The PACE program is a program that is all-inclusive for the elderly. The persons who qualify for the program are ones with an age of at least 55 years and should prove to deserve nursing home care level of care (Hirth et al., 2009). Enrolled members benefit from getting attention in various aspects. The program provides them with dental care in case they have dental issues, rehabilitation, and social services in case of different psychological challenges, nutritional counseling to keep them healthy as well as prescription drugs and personal care.

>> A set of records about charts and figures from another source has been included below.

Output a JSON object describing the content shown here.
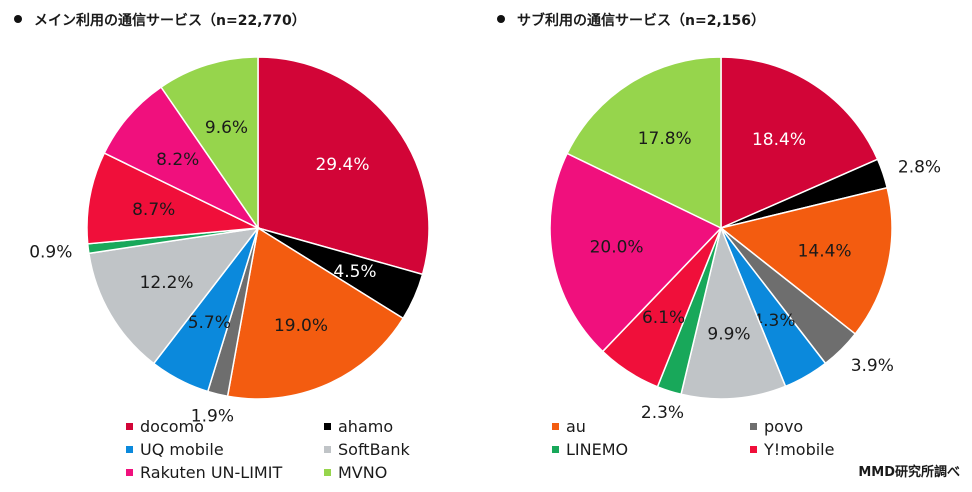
{
  "source_note": "MMD研究所調べ",
  "chart_data": [
    {
      "type": "pie",
      "title": "メイン利用の通信サービス（n=22,770）",
      "categories": [
        "docomo",
        "ahamo",
        "au",
        "povo",
        "UQ mobile",
        "SoftBank",
        "LINEMO",
        "Y!mobile",
        "Rakuten UN-LIMIT",
        "MVNO"
      ],
      "values": [
        29.4,
        4.5,
        19.0,
        1.9,
        5.7,
        12.2,
        0.9,
        8.7,
        8.2,
        9.6
      ],
      "labels": [
        "29.4%",
        "4.5%",
        "19.0%",
        "1.9%",
        "5.7%",
        "12.2%",
        "0.9%",
        "8.7%",
        "8.2%",
        "9.6%"
      ],
      "label_placement": [
        "inside",
        "inside",
        "inside",
        "outside",
        "inside",
        "inside",
        "outside",
        "inside",
        "inside",
        "inside"
      ],
      "colors": [
        "#d20537",
        "#000000",
        "#f35c10",
        "#6e6e6e",
        "#0b89dc",
        "#c0c4c7",
        "#18a85a",
        "#f00f3a",
        "#f0107d",
        "#96d54c"
      ],
      "legend": [
        {
          "name": "docomo",
          "color": "#d20537"
        },
        {
          "name": "ahamo",
          "color": "#000000"
        },
        {
          "name": "UQ mobile",
          "color": "#0b89dc"
        },
        {
          "name": "SoftBank",
          "color": "#c0c4c7"
        },
        {
          "name": "Rakuten UN-LIMIT",
          "color": "#f0107d"
        },
        {
          "name": "MVNO",
          "color": "#96d54c"
        }
      ]
    },
    {
      "type": "pie",
      "title": "サブ利用の通信サービス（n=2,156）",
      "categories": [
        "docomo",
        "ahamo",
        "au",
        "povo",
        "UQ mobile",
        "SoftBank",
        "LINEMO",
        "Y!mobile",
        "Rakuten UN-LIMIT",
        "MVNO"
      ],
      "values": [
        18.4,
        2.8,
        14.4,
        3.9,
        4.3,
        9.9,
        2.3,
        6.1,
        20.0,
        17.8
      ],
      "labels": [
        "18.4%",
        "2.8%",
        "14.4%",
        "3.9%",
        "4.3%",
        "9.9%",
        "2.3%",
        "6.1%",
        "20.0%",
        "17.8%"
      ],
      "label_placement": [
        "inside",
        "outside",
        "inside",
        "outside",
        "inside",
        "inside",
        "outside",
        "inside",
        "inside",
        "inside"
      ],
      "colors": [
        "#d20537",
        "#000000",
        "#f35c10",
        "#6e6e6e",
        "#0b89dc",
        "#c0c4c7",
        "#18a85a",
        "#f00f3a",
        "#f0107d",
        "#96d54c"
      ],
      "legend": [
        {
          "name": "au",
          "color": "#f35c10"
        },
        {
          "name": "povo",
          "color": "#6e6e6e"
        },
        {
          "name": "LINEMO",
          "color": "#18a85a"
        },
        {
          "name": "Y!mobile",
          "color": "#f00f3a"
        }
      ]
    }
  ]
}
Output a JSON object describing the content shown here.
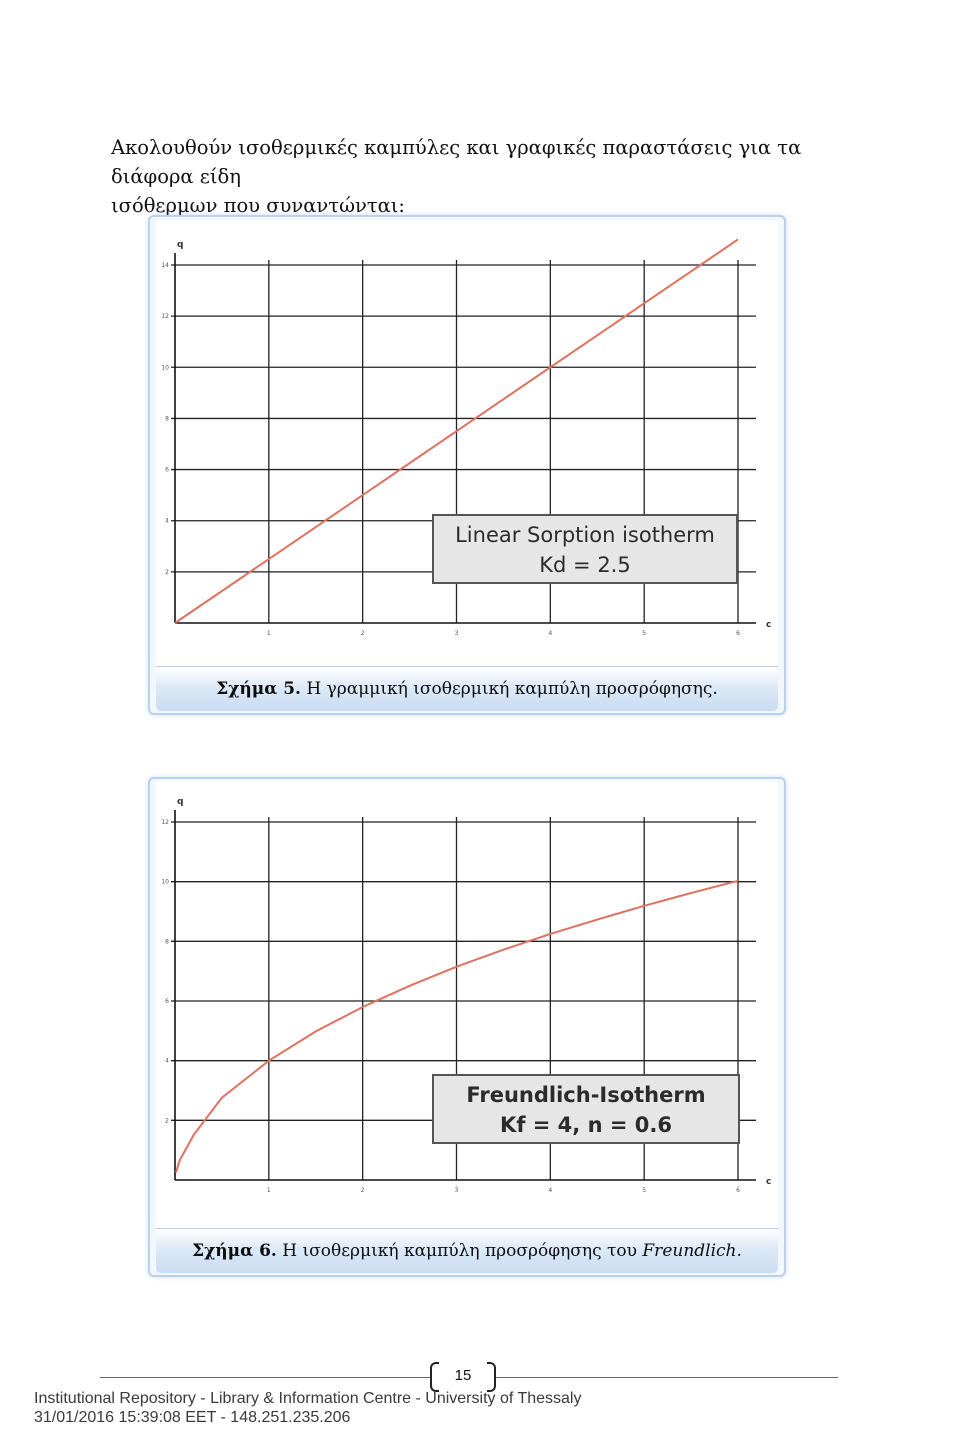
{
  "intro": {
    "line1": "Ακολουθούν ισοθερμικές καμπύλες και γραφικές παραστάσεις για τα διάφορα είδη",
    "line2": "ισόθερμων που συναντώνται:"
  },
  "figures": [
    {
      "caption_bold": "Σχήμα 5.",
      "caption_text": " Η γραμμική ισοθερμική καμπύλη προσρόφησης.",
      "caption_italic": "",
      "legend_line1": "Linear  Sorption isotherm",
      "legend_line2": "Kd = 2.5"
    },
    {
      "caption_bold": "Σχήμα 6.",
      "caption_text": " Η ισοθερμική καμπύλη προσρόφησης του ",
      "caption_italic": "Freundlich.",
      "legend_line1": "Freundlich-Isotherm",
      "legend_line2": "Kf = 4, n = 0.6"
    }
  ],
  "chart_data": [
    {
      "type": "line",
      "xlabel": "c",
      "ylabel": "q",
      "xlim": [
        0,
        6
      ],
      "ylim": [
        0,
        14
      ],
      "x_ticks": [
        "1",
        "2",
        "3",
        "4",
        "5",
        "6"
      ],
      "y_ticks": [
        "2",
        "4",
        "6",
        "8",
        "10",
        "12",
        "14"
      ],
      "grid": true,
      "legend": "bottom-right",
      "series": [
        {
          "x": [
            0,
            6
          ],
          "y": [
            0,
            15
          ],
          "color": "#e07060"
        }
      ]
    },
    {
      "type": "line",
      "xlabel": "c",
      "ylabel": "q",
      "xlim": [
        0,
        6
      ],
      "ylim": [
        0,
        12
      ],
      "x_ticks": [
        "1",
        "2",
        "3",
        "4",
        "5",
        "6"
      ],
      "y_ticks": [
        "2",
        "4",
        "6",
        "8",
        "10",
        "12"
      ],
      "grid": true,
      "legend": "bottom-right",
      "series": [
        {
          "x": [
            0.01,
            0.05,
            0.2,
            0.5,
            1,
            1.5,
            2,
            2.5,
            3,
            3.5,
            4,
            4.5,
            5,
            5.5,
            6
          ],
          "y": [
            0.25,
            0.66,
            1.52,
            2.76,
            4.0,
            4.98,
            5.8,
            6.51,
            7.15,
            7.72,
            8.25,
            8.73,
            9.19,
            9.62,
            10.03
          ],
          "color": "#e07060"
        }
      ]
    }
  ],
  "footer": {
    "page_number": "15",
    "repo_line1": "Institutional Repository - Library & Information Centre - University of Thessaly",
    "repo_line2": "31/01/2016 15:39:08 EET - 148.251.235.206"
  }
}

Pace programs play an essential role in taking care of the elderly. It enables them to have a comfortable and healthy living as well as making them happy in their old age. By giving them long-term care, they are able to live without having to visit hospitals from time to time, therefore, reducing unnecessary congestion in hospitals (Hirth et al., 2009). The cost of running hospitals is also reduced significantly because younger people have stronger immunity and most of them do not need to visit hospitals frequently, or even receive medical care from hospitals.
However, the PACE program also faces various limitations in its operation. The major challenge is finance. Long-term care requires constant supply of resources like medicinal drugs and other equipment required to take care of elderly people (Hirth et al., 2009). The resources and equipment require continued financing that is not always available. Besides, the program faces a challenge in managing the constantly increasing enrollment. Many people enroll to the program, therefore, making it difficult and expensive to manage.
Considering the benefits and challenges faced in operation of the program, it should be availed in al areas. By availing the program in all areas, congestion in facilities will be greatly reduced, hence increasing the capability of providing better services without straining on resources.
Hirth, V., Baskins, J., & Dever-Bumba, M. (2009). Program of all-inclusive care (PACE): Journal of the American Medical Directors Association, 10(3), 155-160.